Harold could see nothing. Thanks to the deafness he was temporarily experiencing due to the gunshots, all he could hear nearby was some sort of scuffling. He felt a hand on his shoulder, pulling him up. A voice said something to him, but he had no idea whose it was or what message it conveyed.

He struggled to his feet. He was in no position to fight back at anyone right now, whoever happened to be pulling at him.

There was more screaming, but Harold couldn’t make any of it out. And a moan. The hand on his shoulder pulled him across the room, and he went as it directed. He felt himself tripping over things, stumbling, but he managed, somehow, to put one foot in front of the other as he tumbled through the museum. The hand was pulling him faster now, yanking more insistently. Whether he was headed toward salvation or summary execution, he didn’t know. He was not sure which outcome he’d prefer.
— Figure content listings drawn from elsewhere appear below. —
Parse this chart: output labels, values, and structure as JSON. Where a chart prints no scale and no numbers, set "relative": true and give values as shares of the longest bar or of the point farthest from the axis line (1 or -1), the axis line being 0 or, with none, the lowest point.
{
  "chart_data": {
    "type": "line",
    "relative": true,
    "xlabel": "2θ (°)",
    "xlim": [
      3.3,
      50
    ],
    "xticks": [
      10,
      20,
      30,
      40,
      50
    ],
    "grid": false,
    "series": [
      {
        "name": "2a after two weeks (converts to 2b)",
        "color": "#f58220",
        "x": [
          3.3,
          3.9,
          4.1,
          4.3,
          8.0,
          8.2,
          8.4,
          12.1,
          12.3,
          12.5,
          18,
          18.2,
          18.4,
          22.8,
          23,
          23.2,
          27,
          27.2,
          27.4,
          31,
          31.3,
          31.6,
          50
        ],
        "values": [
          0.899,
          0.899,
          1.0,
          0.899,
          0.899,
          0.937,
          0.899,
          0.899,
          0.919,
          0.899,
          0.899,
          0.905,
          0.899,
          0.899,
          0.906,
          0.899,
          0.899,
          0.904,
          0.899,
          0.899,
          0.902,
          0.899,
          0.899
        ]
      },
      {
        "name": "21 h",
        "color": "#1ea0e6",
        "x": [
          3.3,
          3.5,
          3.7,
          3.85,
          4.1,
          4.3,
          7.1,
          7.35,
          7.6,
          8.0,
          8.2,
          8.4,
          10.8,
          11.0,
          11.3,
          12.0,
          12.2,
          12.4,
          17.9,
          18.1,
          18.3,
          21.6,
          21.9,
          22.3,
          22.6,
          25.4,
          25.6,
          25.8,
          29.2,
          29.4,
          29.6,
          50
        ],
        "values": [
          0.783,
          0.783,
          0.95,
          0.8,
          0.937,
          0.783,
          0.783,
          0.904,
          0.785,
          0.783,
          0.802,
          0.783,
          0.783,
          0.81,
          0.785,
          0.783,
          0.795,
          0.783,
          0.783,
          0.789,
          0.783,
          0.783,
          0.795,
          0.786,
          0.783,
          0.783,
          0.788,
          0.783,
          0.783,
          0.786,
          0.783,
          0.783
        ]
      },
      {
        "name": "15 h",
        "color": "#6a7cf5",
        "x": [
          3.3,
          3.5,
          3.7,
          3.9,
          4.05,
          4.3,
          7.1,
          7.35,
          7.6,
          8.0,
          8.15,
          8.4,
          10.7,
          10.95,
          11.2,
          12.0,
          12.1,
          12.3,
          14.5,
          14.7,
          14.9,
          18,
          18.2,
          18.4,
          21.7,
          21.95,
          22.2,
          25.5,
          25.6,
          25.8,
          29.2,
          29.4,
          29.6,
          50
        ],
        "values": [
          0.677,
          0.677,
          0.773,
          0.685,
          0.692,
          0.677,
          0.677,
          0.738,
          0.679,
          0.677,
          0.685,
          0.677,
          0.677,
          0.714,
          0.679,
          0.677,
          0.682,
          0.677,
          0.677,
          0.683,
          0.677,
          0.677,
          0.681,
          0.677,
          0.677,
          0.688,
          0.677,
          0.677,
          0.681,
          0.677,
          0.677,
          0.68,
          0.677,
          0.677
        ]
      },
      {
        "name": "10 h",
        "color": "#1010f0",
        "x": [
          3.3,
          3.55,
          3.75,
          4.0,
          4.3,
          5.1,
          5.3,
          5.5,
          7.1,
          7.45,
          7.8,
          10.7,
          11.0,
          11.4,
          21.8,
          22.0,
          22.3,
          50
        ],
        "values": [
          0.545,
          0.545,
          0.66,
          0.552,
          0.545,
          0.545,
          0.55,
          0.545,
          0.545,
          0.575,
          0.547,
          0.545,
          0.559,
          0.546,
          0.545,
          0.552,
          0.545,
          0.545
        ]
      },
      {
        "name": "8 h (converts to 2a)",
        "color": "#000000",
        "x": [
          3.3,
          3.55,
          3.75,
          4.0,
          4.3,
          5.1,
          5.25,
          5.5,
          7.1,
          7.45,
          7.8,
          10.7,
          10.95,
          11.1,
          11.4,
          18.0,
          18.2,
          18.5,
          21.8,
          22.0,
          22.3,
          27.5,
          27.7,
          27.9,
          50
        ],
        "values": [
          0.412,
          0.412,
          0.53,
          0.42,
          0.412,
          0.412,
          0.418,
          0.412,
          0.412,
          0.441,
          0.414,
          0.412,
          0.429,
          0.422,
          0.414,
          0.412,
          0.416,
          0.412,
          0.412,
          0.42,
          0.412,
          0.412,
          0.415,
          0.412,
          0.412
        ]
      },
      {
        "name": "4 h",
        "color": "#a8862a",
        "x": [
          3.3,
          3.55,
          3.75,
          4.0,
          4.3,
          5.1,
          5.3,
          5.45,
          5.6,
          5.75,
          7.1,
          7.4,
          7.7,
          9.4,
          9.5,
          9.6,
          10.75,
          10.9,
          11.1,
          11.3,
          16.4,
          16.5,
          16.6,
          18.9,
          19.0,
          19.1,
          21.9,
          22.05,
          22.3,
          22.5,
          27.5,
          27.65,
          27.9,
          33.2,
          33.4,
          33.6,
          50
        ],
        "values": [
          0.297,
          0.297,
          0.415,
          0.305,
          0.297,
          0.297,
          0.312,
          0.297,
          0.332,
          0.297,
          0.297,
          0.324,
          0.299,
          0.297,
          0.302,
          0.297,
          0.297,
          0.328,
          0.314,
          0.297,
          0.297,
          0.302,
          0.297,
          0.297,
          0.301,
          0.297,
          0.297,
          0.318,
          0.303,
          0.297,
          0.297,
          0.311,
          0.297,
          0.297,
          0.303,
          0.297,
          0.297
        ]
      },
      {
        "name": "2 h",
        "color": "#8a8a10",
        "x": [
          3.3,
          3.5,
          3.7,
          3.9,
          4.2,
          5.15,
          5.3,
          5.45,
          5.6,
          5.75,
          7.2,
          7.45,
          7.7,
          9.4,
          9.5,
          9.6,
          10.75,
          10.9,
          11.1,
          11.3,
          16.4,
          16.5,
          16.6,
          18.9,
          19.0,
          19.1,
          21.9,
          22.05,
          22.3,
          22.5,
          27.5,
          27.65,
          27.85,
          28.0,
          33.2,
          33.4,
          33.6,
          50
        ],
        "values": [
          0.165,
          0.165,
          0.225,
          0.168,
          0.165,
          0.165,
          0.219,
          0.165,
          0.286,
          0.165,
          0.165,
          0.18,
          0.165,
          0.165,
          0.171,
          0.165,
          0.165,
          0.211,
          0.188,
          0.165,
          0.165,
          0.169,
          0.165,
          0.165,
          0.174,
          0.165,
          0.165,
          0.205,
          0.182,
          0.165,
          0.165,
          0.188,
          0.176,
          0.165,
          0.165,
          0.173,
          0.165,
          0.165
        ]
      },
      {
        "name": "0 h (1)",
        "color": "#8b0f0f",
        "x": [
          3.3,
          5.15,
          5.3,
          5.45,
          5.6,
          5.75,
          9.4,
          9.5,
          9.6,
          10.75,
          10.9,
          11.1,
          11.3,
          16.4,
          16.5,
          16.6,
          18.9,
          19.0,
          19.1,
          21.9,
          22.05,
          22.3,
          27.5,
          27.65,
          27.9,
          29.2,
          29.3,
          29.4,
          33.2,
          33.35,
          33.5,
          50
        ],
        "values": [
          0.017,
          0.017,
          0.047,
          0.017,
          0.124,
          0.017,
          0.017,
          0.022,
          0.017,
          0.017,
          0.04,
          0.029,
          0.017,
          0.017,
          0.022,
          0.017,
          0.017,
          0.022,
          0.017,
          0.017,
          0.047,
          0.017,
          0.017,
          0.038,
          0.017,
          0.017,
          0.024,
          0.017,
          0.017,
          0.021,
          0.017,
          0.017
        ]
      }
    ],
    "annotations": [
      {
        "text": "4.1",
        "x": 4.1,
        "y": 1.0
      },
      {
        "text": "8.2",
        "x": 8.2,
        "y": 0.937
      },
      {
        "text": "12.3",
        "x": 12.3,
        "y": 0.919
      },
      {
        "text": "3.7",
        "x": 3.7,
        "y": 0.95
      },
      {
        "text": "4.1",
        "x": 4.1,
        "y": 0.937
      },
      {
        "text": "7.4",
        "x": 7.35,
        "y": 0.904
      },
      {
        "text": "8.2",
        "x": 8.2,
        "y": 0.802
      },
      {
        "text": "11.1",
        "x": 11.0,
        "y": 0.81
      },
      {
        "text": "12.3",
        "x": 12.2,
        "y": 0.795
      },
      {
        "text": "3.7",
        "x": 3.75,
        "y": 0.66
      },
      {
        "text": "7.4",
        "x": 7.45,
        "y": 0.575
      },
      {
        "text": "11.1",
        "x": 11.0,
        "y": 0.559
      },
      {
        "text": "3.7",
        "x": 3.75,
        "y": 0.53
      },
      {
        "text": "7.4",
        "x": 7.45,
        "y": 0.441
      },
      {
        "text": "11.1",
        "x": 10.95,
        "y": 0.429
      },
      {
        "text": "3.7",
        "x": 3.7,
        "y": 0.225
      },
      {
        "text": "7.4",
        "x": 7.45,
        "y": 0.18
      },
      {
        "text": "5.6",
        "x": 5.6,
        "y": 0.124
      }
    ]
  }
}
It wasn’t until he felt the freezing Swiss air on his cheeks that he looked up. It was darker now than when he’d broken in. The street they were on, whichever one it was, was lit only by stars and the sliding, shifting red-blue of distant police lights. Harold felt the air stab at his head and became aware of the cold nipping at his open wound. There was no way to know how much blood he’d lost. The hand kept pulling at him, however, and for the first time Harold brushed it aside. He used a sleeve of his coat to wipe the blood from his forehead. The owner of the hand, still a blurry shape, paused for an instant and turned back to face him.

“Come on,” she said. It was Sarah.

“The man… Eric… Is he…?” Harold had only the faintest idea of what he was saying.

“No, he’s alive,” she said quickly. “Bleeding, but alive. Which is about where you’re at right now. Time to run away. We have what we need.”